Her eyes dropped from the balloon and he saw they were filled with tears, tracks leaving a gleaming swath down her cheeks. As her chin dropped, she finally noticed him and her entire body locked into place, growing so still he was startled to see her hair still moving with the wind, strands lifting to blow around her face untamed. She seemed stuck, so he lifted one hand, waved, and offered a lame, “Hi.”
“I’m sorry,” she whispered, and the way her face changed with the words tore something loose in his chest, so he couldn’t do anything except whisper in response.

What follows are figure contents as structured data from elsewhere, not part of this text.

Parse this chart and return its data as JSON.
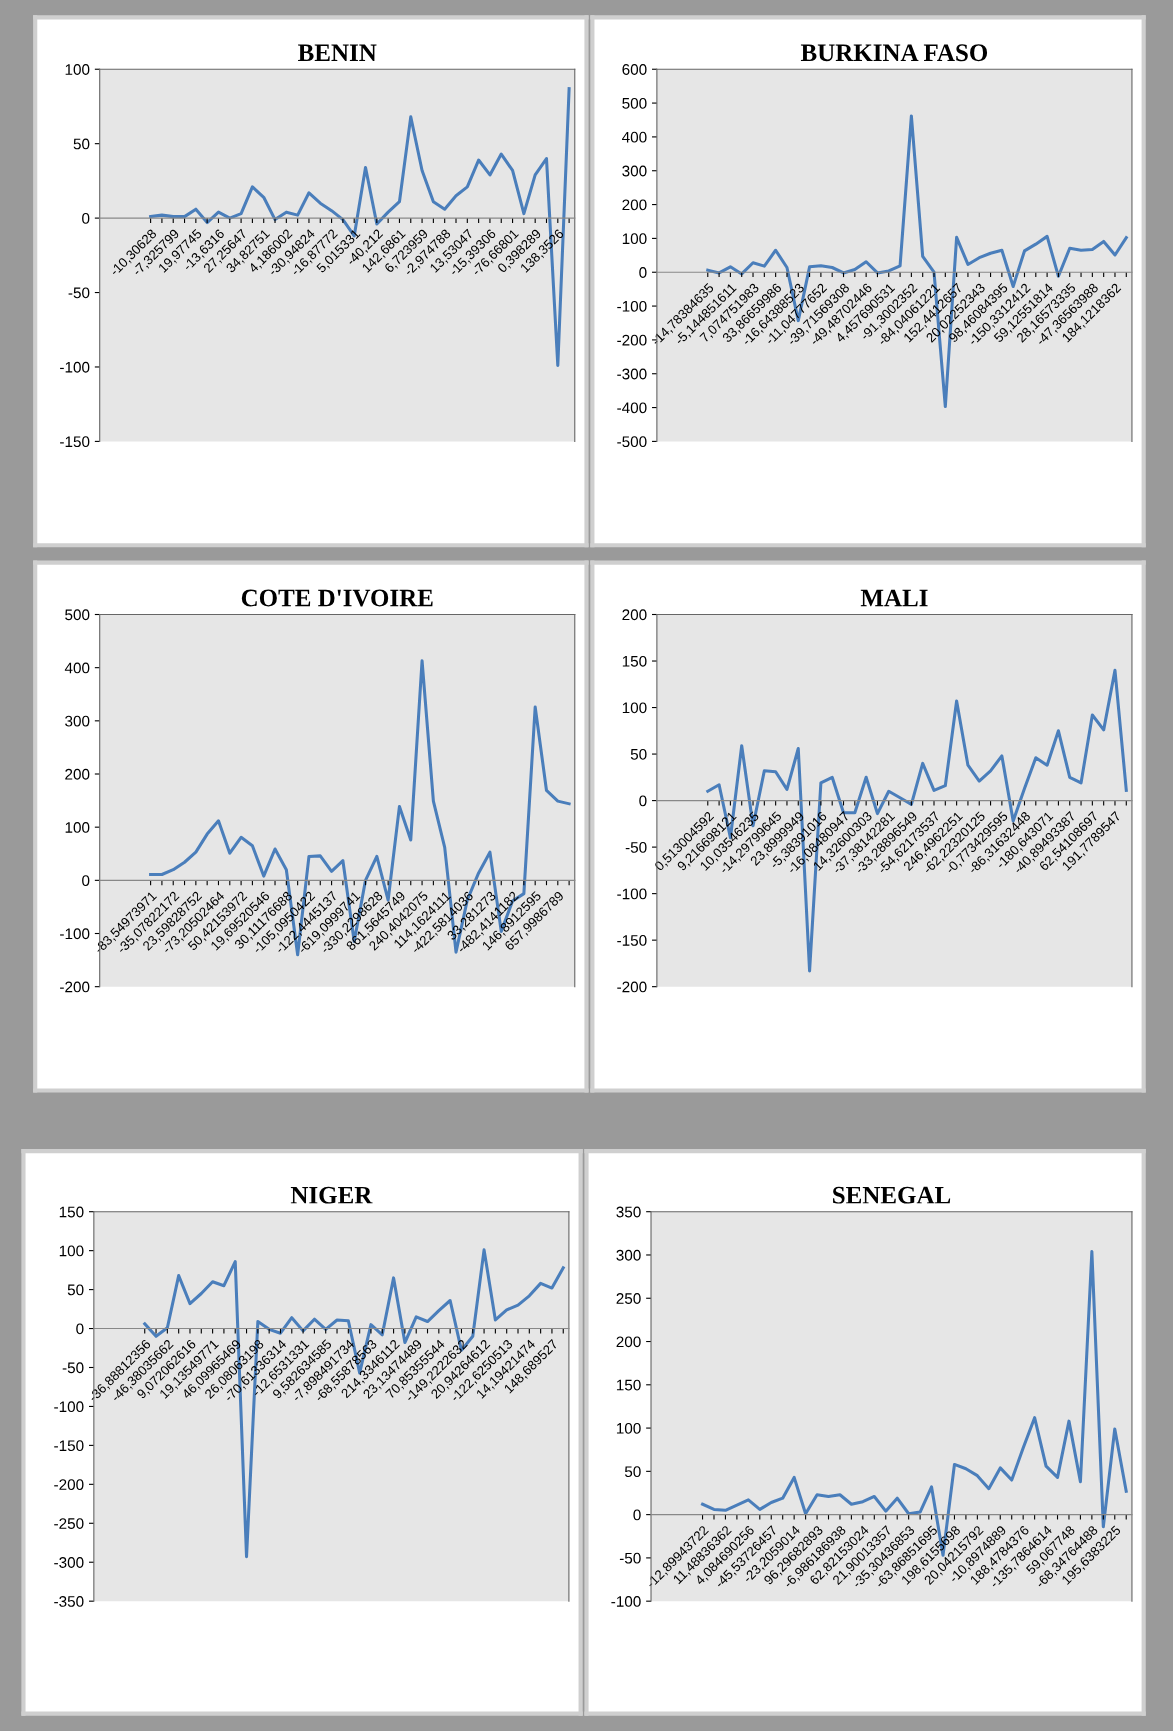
{
  "chart_data": [
    {
      "type": "line",
      "title": "BENIN",
      "color": "#4a7ebb",
      "ylim": [
        -150,
        100
      ],
      "yticks": [
        -150,
        -100,
        -50,
        0,
        50,
        100
      ],
      "categories": [
        "-10,30628",
        null,
        "-7,325799",
        null,
        "19,97745",
        null,
        "-13,6316",
        null,
        "27,25647",
        null,
        "34,82751",
        null,
        "4,186002",
        null,
        "-30,94824",
        null,
        "-16,87772",
        null,
        "5,015331",
        null,
        "-40,212",
        null,
        "142,6861",
        null,
        "6,723959",
        null,
        "-2,974788",
        null,
        "13,53047",
        null,
        "-15,39306",
        null,
        "-76,66801",
        null,
        "0,398289",
        null,
        "138,3526",
        null
      ],
      "values": [
        1,
        2,
        1,
        1,
        6,
        -3,
        4,
        0,
        3,
        21,
        14,
        -1,
        4,
        2,
        17,
        10,
        5,
        -1,
        -12,
        34,
        -4,
        4,
        11,
        68,
        32,
        11,
        6,
        15,
        21,
        39,
        29,
        43,
        32,
        3,
        29,
        40,
        -99,
        87
      ]
    },
    {
      "type": "line",
      "title": "BURKINA FASO",
      "color": "#4a7ebb",
      "ylim": [
        -500,
        600
      ],
      "yticks": [
        -500,
        -400,
        -300,
        -200,
        -100,
        0,
        100,
        200,
        300,
        400,
        500,
        600
      ],
      "categories": [
        "-14,78384635",
        null,
        "-5,144851611",
        null,
        "7,074751983",
        null,
        "33,86659986",
        null,
        "-16,64388523",
        null,
        "-11,04777652",
        null,
        "-39,71569308",
        null,
        "-49,48702446",
        null,
        "4,457690531",
        null,
        "-91,3002352",
        null,
        "-84,04061221",
        null,
        "152,4412657",
        null,
        "20,02252343",
        null,
        "98,46084395",
        null,
        "-150,3312412",
        null,
        "59,12551814",
        null,
        "28,16573335",
        null,
        "-47,36563988",
        null,
        "184,1218362",
        null
      ],
      "values": [
        6,
        -2,
        16,
        -5,
        28,
        18,
        65,
        14,
        -143,
        16,
        19,
        14,
        -2,
        8,
        31,
        -2,
        4,
        19,
        462,
        47,
        0,
        -397,
        103,
        23,
        43,
        56,
        65,
        -42,
        63,
        83,
        106,
        -12,
        71,
        65,
        67,
        91,
        51,
        102
      ]
    },
    {
      "type": "line",
      "title": "COTE D'IVOIRE",
      "color": "#4a7ebb",
      "ylim": [
        -200,
        500
      ],
      "yticks": [
        -200,
        -100,
        0,
        100,
        200,
        300,
        400,
        500
      ],
      "categories": [
        "-83,54973971",
        null,
        "-35,07822172",
        null,
        "23,59828752",
        null,
        "-73,20502464",
        null,
        "50,42153972",
        null,
        "19,69520546",
        null,
        "30,11176688",
        null,
        "-105,0950422",
        null,
        "-122,4445137",
        null,
        "-619,0999741",
        null,
        "-330,2298628",
        null,
        "861,5645749",
        null,
        "240,4042075",
        null,
        "114,1624111",
        null,
        "-422,5814036",
        null,
        "33,281273",
        null,
        "-482,4141182",
        null,
        "146,8912595",
        null,
        "657,9986789",
        null
      ],
      "values": [
        11,
        11,
        20,
        34,
        53,
        87,
        112,
        51,
        81,
        65,
        8,
        59,
        20,
        -140,
        45,
        46,
        17,
        37,
        -115,
        0,
        45,
        -37,
        139,
        76,
        413,
        149,
        62,
        -135,
        -37,
        14,
        53,
        -96,
        -39,
        -25,
        326,
        169,
        149,
        144
      ]
    },
    {
      "type": "line",
      "title": "MALI",
      "color": "#4a7ebb",
      "ylim": [
        -200,
        200
      ],
      "yticks": [
        -200,
        -150,
        -100,
        -50,
        0,
        50,
        100,
        150,
        200
      ],
      "categories": [
        "0,513004592",
        null,
        "9,216698121",
        null,
        "10,03546235",
        null,
        "-14,29799645",
        null,
        "23,8999949",
        null,
        "-5,38391016",
        null,
        "-16,08480947",
        null,
        "14,32600303",
        null,
        "-37,38142281",
        null,
        "-33,28896549",
        null,
        "-54,62173537",
        null,
        "246,4962251",
        null,
        "-62,22320125",
        null,
        "-0,773429595",
        null,
        "-86,31632448",
        null,
        "-180,643071",
        null,
        "-40,89493387",
        null,
        "62,54108697",
        null,
        "191,7789547",
        null
      ],
      "values": [
        10,
        17,
        -40,
        59,
        -27,
        32,
        31,
        12,
        56,
        -183,
        19,
        25,
        -13,
        -13,
        25,
        -14,
        10,
        3,
        -4,
        40,
        11,
        16,
        107,
        38,
        21,
        32,
        48,
        -22,
        13,
        46,
        38,
        75,
        25,
        19,
        92,
        76,
        140,
        11
      ]
    },
    {
      "type": "line",
      "title": "NIGER",
      "color": "#4a7ebb",
      "ylim": [
        -350,
        150
      ],
      "yticks": [
        -350,
        -300,
        -250,
        -200,
        -150,
        -100,
        -50,
        0,
        50,
        100,
        150
      ],
      "categories": [
        "-36,88812356",
        null,
        "-46,38035662",
        null,
        "9,072062616",
        null,
        "19,13549771",
        null,
        "46,09965469",
        null,
        "26,08063198",
        null,
        "-70,61336314",
        null,
        "-12,6531331",
        null,
        "9,582634585",
        null,
        "-7,898491734",
        null,
        "-68,55878563",
        null,
        "214,3346112",
        null,
        "23,13474489",
        null,
        "70,85355544",
        null,
        "-149,2222632",
        null,
        "20,94264612",
        null,
        "-122,6250513",
        null,
        "14,19421474",
        null,
        "148,689527",
        null
      ],
      "values": [
        6,
        -10,
        1,
        68,
        32,
        45,
        60,
        55,
        86,
        -293,
        9,
        -1,
        -6,
        14,
        -3,
        12,
        -1,
        11,
        10,
        -57,
        5,
        -8,
        65,
        -18,
        15,
        9,
        23,
        36,
        -28,
        -10,
        101,
        11,
        24,
        30,
        42,
        58,
        52,
        78
      ]
    },
    {
      "type": "line",
      "title": "SENEGAL",
      "color": "#4a7ebb",
      "ylim": [
        -100,
        350
      ],
      "yticks": [
        -100,
        -50,
        0,
        50,
        100,
        150,
        200,
        250,
        300,
        350
      ],
      "categories": [
        "-12,89943722",
        null,
        "11,48836362",
        null,
        "4,084690256",
        null,
        "-45,53726457",
        null,
        "-23,2059014",
        null,
        "96,29682893",
        null,
        "-6,986186938",
        null,
        "62,82153024",
        null,
        "21,90013357",
        null,
        "-35,30436853",
        null,
        "-63,86851695",
        null,
        "198,6155698",
        null,
        "20,04215792",
        null,
        "-10,8974889",
        null,
        "188,4784376",
        null,
        "-135,7864614",
        null,
        "59,067748",
        null,
        "-68,34764488",
        null,
        "195,6383225",
        null
      ],
      "values": [
        12,
        6,
        5,
        11,
        17,
        6,
        14,
        19,
        43,
        1,
        23,
        21,
        23,
        12,
        15,
        21,
        4,
        19,
        1,
        3,
        32,
        -47,
        58,
        53,
        45,
        30,
        54,
        40,
        77,
        112,
        56,
        43,
        108,
        38,
        304,
        -14,
        99,
        27
      ]
    }
  ]
}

“I’m sorry, too.” Bizarrely, astonishingly, one of the balloons floated across between them and her eyes snagged on it, watching as it moved away, rising finally and making its way over the fence and towards the fields in the distance. “I’m here”—her gaze flicked toward him, then back to the balloon, then back to him in the space of an instant—“for my mom.” He thumbed over his shoulder at the granite headstone that marked his mother’s resting place.
“Mitch,” her voice was quiet, above a whisper but only barely, “my fiancé.”All kinds of pain. “My mom’s still alive.”
That stung in a way he didn’t expect, so his words weren’t considered when he said, “Never had a fiancée.” When she flinched at the sure knowledge that she’d had one and now didn’t, he followed up with, “I’m sorry for your loss.”
“Yeah,” she whispered again, him more reading her lips than hearing it. “Me, too.”